Count the total daily calories your vet recommends, reserve up to 10% for training, then divide by the calorie content of a single treat.

2. Are freeze-dried raw treats safe to handle in my pocket?
Yes; freeze-drying removes moisture that bacteria need. Still, wash hands after sessions and reseal bags tightly.

3. My dog loses interest halfway through class—what’s wrong?
Most often, treat value is too low for the distraction level or the pieces are too large and the dog satiates. Switch to smellier, pea-sized rewards.
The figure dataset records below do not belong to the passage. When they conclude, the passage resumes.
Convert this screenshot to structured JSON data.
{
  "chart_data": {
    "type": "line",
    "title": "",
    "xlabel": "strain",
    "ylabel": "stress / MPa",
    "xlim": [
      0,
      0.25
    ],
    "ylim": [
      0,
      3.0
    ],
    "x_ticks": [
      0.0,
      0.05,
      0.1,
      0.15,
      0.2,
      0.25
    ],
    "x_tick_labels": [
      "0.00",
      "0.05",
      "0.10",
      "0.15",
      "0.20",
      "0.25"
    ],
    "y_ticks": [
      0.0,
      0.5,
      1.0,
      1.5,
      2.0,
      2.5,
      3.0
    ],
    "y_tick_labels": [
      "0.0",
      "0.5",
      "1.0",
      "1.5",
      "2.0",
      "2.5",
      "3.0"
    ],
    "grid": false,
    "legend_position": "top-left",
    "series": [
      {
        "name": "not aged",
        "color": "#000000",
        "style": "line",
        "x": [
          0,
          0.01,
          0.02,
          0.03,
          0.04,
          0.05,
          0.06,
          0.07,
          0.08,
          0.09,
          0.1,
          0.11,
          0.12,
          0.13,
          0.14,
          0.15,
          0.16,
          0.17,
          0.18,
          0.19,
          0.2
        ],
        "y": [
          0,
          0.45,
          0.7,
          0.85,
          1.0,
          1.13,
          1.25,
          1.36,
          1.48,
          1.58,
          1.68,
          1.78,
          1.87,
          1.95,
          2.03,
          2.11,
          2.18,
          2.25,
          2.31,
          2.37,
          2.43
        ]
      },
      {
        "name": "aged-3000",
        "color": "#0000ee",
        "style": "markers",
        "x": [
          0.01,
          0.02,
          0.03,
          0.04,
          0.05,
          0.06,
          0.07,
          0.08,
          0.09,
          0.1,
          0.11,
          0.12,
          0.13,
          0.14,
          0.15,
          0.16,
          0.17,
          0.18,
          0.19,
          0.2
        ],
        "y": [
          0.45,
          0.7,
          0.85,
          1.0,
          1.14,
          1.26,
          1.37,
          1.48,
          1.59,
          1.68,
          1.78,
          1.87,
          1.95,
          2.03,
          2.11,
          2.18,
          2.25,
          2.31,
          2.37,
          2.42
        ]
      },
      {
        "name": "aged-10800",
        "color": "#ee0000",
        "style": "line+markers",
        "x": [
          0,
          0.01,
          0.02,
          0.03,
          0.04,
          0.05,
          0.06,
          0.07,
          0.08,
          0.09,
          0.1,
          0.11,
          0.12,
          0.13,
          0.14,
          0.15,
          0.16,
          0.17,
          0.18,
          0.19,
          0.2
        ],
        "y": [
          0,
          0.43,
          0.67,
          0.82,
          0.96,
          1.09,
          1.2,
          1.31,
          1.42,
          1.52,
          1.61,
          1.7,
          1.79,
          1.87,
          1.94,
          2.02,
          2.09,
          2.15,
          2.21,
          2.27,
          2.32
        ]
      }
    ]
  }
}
4. Can I use cheerios or cheese cubes forever?
Cheerios lack protein for muscle repair; cheese is high in fat and salt. Rotate them with lean commercial treats to balance nutrition.

5. Is grain-free always better for itchy dogs?
Not necessarily. Itching can stem from environmental allergens or proteins. Consult your vet before self-prescribing grain-free diets.

6. What’s the difference between training treats and dental chews?
Training treats are tiny, calorie-controlled, and swallowed fast; dental chews are larger, designed for prolonged chewing and mechanical plaque removal.

7. How do I measure treat calories when feeding homemade rewards?
Weigh the finished batch, plug the ingredients into a free nutrition calculator to get total kcal, then divide by the number of pieces you cut.

8. Should I avoid treats with “meal” or “by-product”?
Named meals (e.g., “chicken meal”) are concentrated protein; by-products can include nutritious organs. Focus on ingredient specificity and sourcing transparency.

9. Can high-protein treats cause hyperactivity?
No peer-reviewed study links protein to hyper behavior. Excitement during training usually reflects handler energy and reinforcement patterns.

10. When can I stop giving treats entirely?
Transition to intermittent life rewards once your dog performs reliably in multiple distracting environments. Occasional surprise treats keep the behavior bulletproof for life.